Wohin des Weges?

Das setzt voraus, ich weiß, wo ich hin will. Das ging mir durch den Kopf, als ich diese Gedanken las:

„Nicht erst durch die Corona-Krise wird deutlich, dass die Gesellschaften ökologisch, ökonomisch, sozial, ethisch und politisch an einem Wendepunkt angekommen sind. Das bisherige System, aufgebaut auf Konkurrenz, Profitgier und Rücksichtlosigkeit, funktioniert nicht mehr. Die Freiheit ist gefährdet, die Politik beliebig, die Demokratie wird ausgehöhlt, es droht der ökologische Kollaps.

Jeder Einzelne ist deshalb gefordert, Verantwortung zu übernehmen, um diese Entwicklungen nicht nur zu stoppen, sondern neue Wege zu beschreiten, die aus der zivilisatorischen Sackgasse führen.“

Es ist auch meine Sicht der Dinge, dass wir dringend neue Wege beschreiten müssen, die uns aus der zivilisatorischen Sackgasse führen. Doch genau damit haben viele ein Problem, was aber eigentlich gar nicht sein müsste. Wie hat schon Einstein gesagt: „Probleme kann man niemals mit derselben Denkweise lösen, durch die sie entstanden sind.“ Damit meine er sicher keine anderen Ansichten, sondern eine andere Denkweise.

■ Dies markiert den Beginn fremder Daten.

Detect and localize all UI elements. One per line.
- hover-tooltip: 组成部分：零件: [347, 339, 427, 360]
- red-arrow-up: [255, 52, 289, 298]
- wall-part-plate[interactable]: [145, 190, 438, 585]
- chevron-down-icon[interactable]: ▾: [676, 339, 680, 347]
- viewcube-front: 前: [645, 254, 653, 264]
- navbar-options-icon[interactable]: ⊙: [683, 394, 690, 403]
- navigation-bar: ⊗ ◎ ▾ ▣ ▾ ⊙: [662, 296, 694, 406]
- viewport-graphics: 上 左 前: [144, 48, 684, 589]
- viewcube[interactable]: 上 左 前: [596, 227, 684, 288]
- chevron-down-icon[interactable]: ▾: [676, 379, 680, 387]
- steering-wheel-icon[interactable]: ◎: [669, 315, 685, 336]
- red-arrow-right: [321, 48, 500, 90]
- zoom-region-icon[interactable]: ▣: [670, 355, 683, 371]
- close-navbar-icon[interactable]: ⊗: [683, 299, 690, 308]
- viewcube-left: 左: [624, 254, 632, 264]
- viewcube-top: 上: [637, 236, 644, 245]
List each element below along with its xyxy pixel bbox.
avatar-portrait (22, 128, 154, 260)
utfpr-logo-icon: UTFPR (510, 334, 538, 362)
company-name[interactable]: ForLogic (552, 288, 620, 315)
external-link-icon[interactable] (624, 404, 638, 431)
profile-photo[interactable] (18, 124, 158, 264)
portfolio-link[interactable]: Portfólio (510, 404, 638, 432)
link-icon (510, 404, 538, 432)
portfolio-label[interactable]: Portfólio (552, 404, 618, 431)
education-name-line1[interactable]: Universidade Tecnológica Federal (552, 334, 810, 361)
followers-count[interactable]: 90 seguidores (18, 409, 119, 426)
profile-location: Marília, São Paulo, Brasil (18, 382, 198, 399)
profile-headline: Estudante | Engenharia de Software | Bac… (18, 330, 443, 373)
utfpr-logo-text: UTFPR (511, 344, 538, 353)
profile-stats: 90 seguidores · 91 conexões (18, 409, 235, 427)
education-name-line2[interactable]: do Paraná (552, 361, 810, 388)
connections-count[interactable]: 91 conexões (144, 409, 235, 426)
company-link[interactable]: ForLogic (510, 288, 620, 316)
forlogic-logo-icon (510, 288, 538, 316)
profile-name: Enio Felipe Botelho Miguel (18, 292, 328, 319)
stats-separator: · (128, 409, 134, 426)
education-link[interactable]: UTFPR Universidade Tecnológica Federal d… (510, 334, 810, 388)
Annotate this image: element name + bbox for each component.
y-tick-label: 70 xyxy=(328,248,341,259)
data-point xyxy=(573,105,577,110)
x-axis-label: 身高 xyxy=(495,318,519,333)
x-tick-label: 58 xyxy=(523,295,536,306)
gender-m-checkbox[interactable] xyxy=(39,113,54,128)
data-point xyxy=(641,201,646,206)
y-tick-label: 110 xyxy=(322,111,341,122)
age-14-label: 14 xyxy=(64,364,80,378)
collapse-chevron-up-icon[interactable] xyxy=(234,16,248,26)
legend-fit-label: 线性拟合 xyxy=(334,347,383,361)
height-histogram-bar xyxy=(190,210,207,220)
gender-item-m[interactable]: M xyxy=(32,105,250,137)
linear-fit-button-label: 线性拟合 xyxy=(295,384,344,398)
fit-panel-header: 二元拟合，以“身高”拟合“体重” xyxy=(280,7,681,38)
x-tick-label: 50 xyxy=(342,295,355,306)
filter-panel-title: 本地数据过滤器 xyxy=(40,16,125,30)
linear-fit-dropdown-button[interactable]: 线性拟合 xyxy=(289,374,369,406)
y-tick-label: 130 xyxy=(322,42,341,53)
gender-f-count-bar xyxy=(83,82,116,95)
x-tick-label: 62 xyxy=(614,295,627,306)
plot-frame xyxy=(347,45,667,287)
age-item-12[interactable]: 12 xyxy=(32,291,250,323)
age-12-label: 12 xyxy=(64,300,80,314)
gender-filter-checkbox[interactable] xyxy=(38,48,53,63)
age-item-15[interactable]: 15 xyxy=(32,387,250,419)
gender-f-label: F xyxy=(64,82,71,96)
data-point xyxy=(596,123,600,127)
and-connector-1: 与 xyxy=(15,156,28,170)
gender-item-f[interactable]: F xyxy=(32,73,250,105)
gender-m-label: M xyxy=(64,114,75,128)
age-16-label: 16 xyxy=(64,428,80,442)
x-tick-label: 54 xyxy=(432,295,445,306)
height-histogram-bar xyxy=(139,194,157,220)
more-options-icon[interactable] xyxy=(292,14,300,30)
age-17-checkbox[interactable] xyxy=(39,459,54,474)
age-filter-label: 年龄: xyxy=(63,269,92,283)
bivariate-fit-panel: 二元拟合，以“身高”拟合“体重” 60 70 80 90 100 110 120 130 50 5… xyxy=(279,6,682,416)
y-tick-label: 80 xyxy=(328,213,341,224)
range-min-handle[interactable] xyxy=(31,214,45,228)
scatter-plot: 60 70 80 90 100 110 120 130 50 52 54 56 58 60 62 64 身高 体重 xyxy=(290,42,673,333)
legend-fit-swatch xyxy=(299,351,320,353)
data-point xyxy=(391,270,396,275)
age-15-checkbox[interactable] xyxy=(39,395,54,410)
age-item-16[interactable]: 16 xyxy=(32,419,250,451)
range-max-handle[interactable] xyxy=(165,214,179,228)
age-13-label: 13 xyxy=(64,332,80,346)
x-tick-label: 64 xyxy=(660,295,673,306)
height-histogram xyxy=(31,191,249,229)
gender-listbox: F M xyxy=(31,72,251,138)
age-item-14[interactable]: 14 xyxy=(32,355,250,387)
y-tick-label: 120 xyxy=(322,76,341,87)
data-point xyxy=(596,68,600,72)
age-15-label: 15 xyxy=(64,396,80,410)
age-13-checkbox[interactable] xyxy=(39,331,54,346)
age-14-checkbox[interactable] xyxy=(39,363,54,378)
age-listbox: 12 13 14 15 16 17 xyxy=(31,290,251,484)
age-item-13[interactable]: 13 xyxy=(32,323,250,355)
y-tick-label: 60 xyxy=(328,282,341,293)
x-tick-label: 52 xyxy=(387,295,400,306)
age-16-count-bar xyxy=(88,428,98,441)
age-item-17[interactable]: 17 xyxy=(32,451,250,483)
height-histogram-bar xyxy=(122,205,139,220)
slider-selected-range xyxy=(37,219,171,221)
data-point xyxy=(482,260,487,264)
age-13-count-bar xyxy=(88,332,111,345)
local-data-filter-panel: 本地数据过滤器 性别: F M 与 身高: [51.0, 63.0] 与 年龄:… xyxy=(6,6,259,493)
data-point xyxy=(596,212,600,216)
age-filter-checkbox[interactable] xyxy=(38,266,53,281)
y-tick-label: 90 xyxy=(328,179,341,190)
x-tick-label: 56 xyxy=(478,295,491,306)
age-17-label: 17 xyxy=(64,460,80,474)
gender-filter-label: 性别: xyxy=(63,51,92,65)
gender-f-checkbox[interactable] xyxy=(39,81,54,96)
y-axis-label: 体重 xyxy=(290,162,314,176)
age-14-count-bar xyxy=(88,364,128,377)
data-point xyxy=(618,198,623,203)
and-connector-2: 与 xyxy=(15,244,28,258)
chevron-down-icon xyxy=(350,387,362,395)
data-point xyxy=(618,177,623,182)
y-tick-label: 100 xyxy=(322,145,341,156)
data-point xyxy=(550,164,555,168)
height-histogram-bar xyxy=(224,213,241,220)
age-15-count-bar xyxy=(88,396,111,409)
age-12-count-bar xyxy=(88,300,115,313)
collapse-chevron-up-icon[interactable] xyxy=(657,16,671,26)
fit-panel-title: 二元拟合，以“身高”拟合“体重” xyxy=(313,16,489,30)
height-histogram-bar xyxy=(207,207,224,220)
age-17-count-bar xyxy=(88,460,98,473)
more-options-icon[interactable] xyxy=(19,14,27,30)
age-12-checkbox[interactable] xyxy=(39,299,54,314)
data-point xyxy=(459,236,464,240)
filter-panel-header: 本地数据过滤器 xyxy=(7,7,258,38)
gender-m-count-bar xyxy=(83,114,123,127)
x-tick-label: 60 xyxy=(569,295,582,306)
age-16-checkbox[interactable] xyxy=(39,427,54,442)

Wenn der eine sich politisch eher rechts positioniert, der andere jedoch eher links, dann haben sie nur unterschiedliche Ansichten, aber die gleiche Denkweise: Sie denken, zumindest politisch, in einer Struktur, mit der sie sich eindeutig positionieren und auch gegenüber dem anderen abgrenzen. Was also meinte Einstein, als er den Menschen empfahl, anders zu denken? Das hat er meines Erachtens mit diesem Gedanken ausgedrückt:

„Ein Mensch ist Teil eines Ganzen, das wir Universum nennen, ein in Zeit und Raum begrenzter Teil. Er erfährt sich selbst, seine Gedanken, seine Gefühle als etwas vom Rest Getrenntes, eine Art optischer Täuschung des Bewusstseins. 

Diese Täuschung ist eine Art Gefängnis für uns, sie beschränkt uns auf unsere persönlichen Wünsche und auf unsere Zuneigung gegenüber einigen wenigen, die uns am nächsten stehen. 

Unsere Aufgabe muss es sein, uns aus diesem Gefängnis zu befreien, indem wir unseren Kreis der Leidenschaften ausdehnen, bis er alle lebenden Wesen und das Ganze der Natur in all ihrer Schönheit umfasst.“

Genau das ist der Weg. In dem Augenblick, in dem wir so denken würden, würden wir augenblicklich anders handeln. Anders zu handeln setzt eben voraus, anders zu denken. Doch ohne wirklich anders zu denken werden wir nur immer wieder das tun, was wir schon immer getan haben.

Vielleicht umschreiben wir es anders, doch es bleibt letztlich gleich. Doch wer kann uns sagen, wie wir anders denken sollten? Eine, wie ich finde, leicht zu beantwortende Frage. Denken muss immer verifizierbar sein. Es braucht einen Praxistest, mit dem ich feststellen kann, ob es funktioniert oder eben nicht.

Da bietet sich das Denken der Quantenphysiker wirklich an. Quantenphysik hat uns nicht nur so prima Sachen beschert wie CD-Spieler, Handys, Satelliten fallen nicht vom Himmel und Astronauten können auf den Mond fliegen. Alles mit Hilfe der Erkenntnisse der Quantenphysik. Aber die hat noch mehr für uns parat.

Sie hat nämlich eine Menge fundamentaler Fragen aufgeworfen, die vieles von dem, was wir üblicherweise so denken, ordentlich in Frage stellt. Diesen fundamentalen Fragen einmal auf den Grund zu gehen, das wäre schon ein großer Schritt in die richtige Richtung.